Néanmoins, le père d’Elisabeth avait bel et bien du temps pour ses fidèles. Au téléphone ou dans son bureau… du temps, il en avait pour eux et non pour Elisabeth.

Sa mère le savait très bien et elle le voyait. « Ne pas avoir le temps pour ses enfants » était un sujet de discorde entre les deux parents. Le père d’Elisabeth accordait plus d’attention aux problèmes de son église qu’aux problèmes de sa maison.

Le samedi arriva, Elisabeth ne se présenta pas à la répétition. Et en fin de journée, lorsque son père rentra, il lui demanda pourquoi elle s’était absentée. Elle lui répondit qu’elle ne se sentait pas bien.

Le lendemain, contrairement à son habitude, Elisabeth s’assit au fond de la salle. Ce qui ne passa pas inaperçu auprès de l’auditoire. De son côté, Elisabeth s’en fichait.

La semaine suivante, elle fit de même et ne se rendit pas à la répétition. Sa mère et ses sœurs la dévisageaient, mais Elisabeth s’en moquait.

Au fond d’elle, elle voulait simplement que son père réagisse, elle décida donc de l’affronter. Elle savait que son attitude l’interpellerait.

À la fin du culte, Elisabeth se fit gronder par sa mère, et cette dernière lui dit qu’elle n’était qu’une simple provocatrice cherchant encore et toujours des problèmes.

Sa décision était prise : elle ne servirait plus à la chorale de l’église.

De retour au domicile familial, le père d’Elisabeth la menaça en lui disant qu’elle avait intérêt à être présente le samedi suivant et à servir le dimanche, car il n’avait pas le temps pour ses caprices.

Une fois de plus, il ne s’intéressait pas à ce que ressentait sa fille, mais cherchait plutôt les intérêts de son église.

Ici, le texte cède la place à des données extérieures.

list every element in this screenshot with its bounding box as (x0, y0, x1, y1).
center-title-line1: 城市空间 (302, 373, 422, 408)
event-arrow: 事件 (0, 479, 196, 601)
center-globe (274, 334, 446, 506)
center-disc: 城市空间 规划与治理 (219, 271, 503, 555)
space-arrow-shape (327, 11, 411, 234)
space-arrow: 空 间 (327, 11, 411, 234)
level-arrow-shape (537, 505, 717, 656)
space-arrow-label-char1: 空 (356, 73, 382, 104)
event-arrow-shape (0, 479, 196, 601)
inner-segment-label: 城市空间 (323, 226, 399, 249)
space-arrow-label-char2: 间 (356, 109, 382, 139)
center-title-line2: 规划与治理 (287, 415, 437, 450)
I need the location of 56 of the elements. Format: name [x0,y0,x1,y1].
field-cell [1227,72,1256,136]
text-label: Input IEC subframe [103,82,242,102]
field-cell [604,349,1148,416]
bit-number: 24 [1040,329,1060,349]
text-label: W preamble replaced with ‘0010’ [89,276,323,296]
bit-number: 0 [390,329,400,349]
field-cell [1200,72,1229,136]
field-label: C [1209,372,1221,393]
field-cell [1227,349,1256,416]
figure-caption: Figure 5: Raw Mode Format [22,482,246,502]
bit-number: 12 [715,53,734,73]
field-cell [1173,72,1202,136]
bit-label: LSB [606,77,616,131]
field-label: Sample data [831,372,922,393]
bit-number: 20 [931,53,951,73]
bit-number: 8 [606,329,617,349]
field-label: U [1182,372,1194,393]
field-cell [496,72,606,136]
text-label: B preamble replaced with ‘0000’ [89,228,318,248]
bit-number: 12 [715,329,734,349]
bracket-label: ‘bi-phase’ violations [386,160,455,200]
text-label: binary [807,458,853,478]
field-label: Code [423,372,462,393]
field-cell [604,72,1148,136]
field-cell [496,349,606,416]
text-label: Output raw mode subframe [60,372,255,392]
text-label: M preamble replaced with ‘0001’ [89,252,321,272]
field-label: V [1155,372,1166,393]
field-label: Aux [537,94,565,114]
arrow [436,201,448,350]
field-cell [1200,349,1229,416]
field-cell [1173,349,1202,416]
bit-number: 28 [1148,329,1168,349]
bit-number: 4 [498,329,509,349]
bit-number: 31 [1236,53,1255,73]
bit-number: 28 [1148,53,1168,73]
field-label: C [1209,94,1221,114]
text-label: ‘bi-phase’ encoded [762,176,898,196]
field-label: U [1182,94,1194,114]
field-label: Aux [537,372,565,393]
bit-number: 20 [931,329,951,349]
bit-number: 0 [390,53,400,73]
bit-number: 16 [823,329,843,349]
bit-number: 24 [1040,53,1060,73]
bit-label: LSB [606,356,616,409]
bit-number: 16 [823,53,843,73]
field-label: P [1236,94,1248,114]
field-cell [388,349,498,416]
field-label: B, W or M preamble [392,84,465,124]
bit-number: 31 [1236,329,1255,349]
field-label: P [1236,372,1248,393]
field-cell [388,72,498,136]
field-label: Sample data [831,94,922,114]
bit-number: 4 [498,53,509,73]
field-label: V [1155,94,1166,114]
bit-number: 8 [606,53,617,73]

Elisabeth s’attendait à ce qu’il s’intéresse aux raisons de ces agissements et qu’il puisse ouvrir le dialogue. Mais rien n’y faisait, son père ne l’entendait pas de cette oreille.

En parallèle, les membres de la chorale lui envoyaient des messages afin de connaître les raisons de son absence, mais Elisabeth les orientait vers le pasteur de l’église.

Elle ne voulait plus être concernée par ce qui se passait au sein de la chorale.

Étant donné que son attitude déplaisait, les membres de la famille d’Elisabeth ne lui adressaient plus la parole. Sauf sa mère, qui ne cessait de la reprendre et de la mettre en garde.

En réalité, sa mère avait peur pour elle, car son père avait la fâcheuse tendance à l’accuser lorsqu’un problème concernant Elisabeth se présentait.

C’était un comportement qu’Elisabeth ne supportait pas puisqu’à ses yeux, la source du problème était son père.

Mais ce dernier ne voyait aucunement le mal qu’il causait au sein de son foyer.